Leading in cloud storage and converged system adoption
The Indian market is the most mature in terms of the adoption of cloud technologies and the highest usage levels of converged systems. Fifty percent of respondents in India are using or planning to use cloud storage in the next six to 12 months. Thirty percent of respondents in India are using converged systems and 35 percent are either evaluating or planning to use such systems.
The Indian market responses indicate that the move to more advanced datacenter architectures is well underway, and the growing pains are keenly felt. Data management issues due to explosive growth and new challenges uncovered through the virtualization of the server platform dominate concerns. However, fundamental issues such as managing email growth and backup also remained high.
* Having access to accurate data on a timely basis key to gaining deeper business insight. About 70 percent of respondents in India stated that the demand of the business for deeper analysis outpaces the ability for their systems to ensure the data they had is relevant, timely and useful. Their data growth is outpacing their ability to effectively manage it.
* Virtual server sprawl a key concern. Seventy percent cited problems from virtual server sprawl, as they are unable to keep a close track of the virtual platform assets and their alignment to storage.
* Justifying storage investments a key challenge as budgets remain tight. Sixty percent cited aligning IT costs to business budgets and growth as a main challenge to adopting their IT strategy amid current market conditions.
* Insufficient backup window a key issue. Due to the nature of their business, 60 percent of Indian organizations do not have enough time to back up systems.
* Managing email is getting more difficult and expensive. Sixty percent of respondents in India cited concerns over the rising costs in managing email growth.
Top three current concerns in Asia Pacific
In all Asia Pacific markets surveyed, IT executives are primarily concerned with data growth, with 56 percent of respondents citing it as the main challenge; however, 39 percent cited increasing utilization levels and 36 percent cited managing storage for virtualized servers as key challenges. Unstructured data is exploding but many organizations acknowledge that utilization levels have been notoriously low.
Of the respondents in Asia Pacific, 67 percent believe their current storage infrastructure is sufficient for the next 12 months; however, 72 percent do not have a strategy to cope with the anticipated growth of unstructured data – the large multimedia, internet-based or other types of multi-gigabyte “big data” that is now increasingly important as a competitive resource for data mining and other business uses.
Indeed, 64 percent of the respondents in Asia Pacific stated that business needs for deeper analysis outpace the ability of their systems to ensure the data they have is relevant, timely and useful. Their data growth is outpacing their ability to effectively manage it.
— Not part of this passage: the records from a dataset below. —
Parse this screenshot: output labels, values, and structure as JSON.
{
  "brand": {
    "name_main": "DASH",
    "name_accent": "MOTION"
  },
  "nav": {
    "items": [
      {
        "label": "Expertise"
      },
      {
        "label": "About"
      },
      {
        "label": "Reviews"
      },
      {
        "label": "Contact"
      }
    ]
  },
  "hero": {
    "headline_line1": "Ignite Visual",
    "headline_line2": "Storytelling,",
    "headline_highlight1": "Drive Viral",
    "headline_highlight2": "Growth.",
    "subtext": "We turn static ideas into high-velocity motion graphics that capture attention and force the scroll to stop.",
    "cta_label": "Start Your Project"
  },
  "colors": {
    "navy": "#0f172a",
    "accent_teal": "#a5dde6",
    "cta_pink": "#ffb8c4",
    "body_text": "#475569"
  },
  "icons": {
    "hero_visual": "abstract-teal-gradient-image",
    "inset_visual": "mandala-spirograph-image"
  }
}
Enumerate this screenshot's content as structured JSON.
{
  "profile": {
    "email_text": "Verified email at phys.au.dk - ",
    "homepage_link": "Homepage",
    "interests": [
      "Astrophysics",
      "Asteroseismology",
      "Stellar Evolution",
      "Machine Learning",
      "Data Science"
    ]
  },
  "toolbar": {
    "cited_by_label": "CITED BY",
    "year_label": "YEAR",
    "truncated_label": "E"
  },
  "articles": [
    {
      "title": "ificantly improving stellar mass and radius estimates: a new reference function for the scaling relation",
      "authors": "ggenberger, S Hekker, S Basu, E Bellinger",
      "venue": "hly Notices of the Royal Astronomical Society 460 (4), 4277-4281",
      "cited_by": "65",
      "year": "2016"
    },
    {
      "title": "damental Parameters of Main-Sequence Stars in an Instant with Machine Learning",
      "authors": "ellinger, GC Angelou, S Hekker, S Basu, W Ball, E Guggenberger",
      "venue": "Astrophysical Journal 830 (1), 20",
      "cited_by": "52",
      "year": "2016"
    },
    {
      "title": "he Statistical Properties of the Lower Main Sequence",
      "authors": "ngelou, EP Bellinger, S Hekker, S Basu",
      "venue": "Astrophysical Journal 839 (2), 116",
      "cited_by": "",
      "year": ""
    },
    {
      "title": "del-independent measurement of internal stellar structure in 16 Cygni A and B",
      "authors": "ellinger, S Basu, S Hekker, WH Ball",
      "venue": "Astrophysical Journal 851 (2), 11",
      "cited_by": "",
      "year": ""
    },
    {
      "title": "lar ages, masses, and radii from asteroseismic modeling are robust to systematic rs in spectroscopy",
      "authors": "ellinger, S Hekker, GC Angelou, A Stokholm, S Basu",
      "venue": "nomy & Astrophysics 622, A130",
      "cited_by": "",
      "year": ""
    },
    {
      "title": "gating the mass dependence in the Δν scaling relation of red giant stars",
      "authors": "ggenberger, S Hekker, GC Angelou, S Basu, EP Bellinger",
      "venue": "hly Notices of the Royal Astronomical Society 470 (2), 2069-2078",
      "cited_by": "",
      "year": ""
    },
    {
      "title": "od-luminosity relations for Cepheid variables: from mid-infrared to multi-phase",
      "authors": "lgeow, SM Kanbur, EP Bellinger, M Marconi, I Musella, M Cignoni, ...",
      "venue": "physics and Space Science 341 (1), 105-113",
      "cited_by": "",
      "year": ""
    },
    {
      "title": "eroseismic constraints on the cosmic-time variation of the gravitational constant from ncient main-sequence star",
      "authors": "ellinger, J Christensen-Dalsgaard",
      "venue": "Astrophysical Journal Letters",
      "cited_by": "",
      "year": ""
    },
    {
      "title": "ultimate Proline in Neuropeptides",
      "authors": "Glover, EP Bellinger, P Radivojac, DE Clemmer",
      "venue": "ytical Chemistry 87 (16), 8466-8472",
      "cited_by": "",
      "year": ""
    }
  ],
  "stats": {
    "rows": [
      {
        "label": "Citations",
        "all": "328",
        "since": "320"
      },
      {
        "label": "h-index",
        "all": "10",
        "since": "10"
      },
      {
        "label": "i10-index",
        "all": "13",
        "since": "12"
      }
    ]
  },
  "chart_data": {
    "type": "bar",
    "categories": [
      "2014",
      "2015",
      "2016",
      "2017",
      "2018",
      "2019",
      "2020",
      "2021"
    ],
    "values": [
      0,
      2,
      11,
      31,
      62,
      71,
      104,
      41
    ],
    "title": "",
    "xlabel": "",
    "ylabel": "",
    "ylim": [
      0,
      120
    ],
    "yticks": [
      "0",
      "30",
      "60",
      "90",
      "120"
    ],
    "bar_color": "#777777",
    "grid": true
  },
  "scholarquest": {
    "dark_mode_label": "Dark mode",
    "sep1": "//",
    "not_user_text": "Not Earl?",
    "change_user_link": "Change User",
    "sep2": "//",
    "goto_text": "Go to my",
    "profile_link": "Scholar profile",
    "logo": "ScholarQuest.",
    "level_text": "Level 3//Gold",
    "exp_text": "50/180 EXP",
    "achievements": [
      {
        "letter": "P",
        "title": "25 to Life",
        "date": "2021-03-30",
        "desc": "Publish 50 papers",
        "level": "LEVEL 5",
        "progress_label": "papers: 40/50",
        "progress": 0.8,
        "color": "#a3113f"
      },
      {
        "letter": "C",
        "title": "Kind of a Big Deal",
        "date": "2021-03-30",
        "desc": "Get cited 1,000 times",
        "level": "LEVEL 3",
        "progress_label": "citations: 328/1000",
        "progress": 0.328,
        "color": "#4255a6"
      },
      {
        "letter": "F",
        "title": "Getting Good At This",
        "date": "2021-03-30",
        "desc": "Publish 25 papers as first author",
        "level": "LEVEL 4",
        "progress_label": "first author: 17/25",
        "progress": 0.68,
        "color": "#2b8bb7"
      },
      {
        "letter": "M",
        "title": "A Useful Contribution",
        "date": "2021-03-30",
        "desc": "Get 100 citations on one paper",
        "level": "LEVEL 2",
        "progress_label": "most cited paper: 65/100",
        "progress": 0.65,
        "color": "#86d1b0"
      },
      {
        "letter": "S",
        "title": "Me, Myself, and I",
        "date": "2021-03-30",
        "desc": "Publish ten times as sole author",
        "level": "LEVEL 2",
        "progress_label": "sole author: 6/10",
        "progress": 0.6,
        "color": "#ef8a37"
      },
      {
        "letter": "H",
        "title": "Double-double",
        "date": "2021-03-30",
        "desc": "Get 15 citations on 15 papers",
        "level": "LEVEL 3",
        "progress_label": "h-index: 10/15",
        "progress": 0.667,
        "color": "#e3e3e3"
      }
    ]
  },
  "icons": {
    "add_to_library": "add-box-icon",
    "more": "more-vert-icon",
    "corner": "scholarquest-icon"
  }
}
“Data needs to be shared, compared, analyzed and visualized more holistically. Only then can data become information used for insight, trending, and leveraged proactively in anticipation of things to come,” said Eggleston. “There is a great potential for the information cloud because it will analyze content independently of applications or media and enable analytics of ‘big data’ to better align itself to human behavior for deeper, more relevant insight, driving innovation, advancing research, enabling better collaboration, and building more sustainable societies.”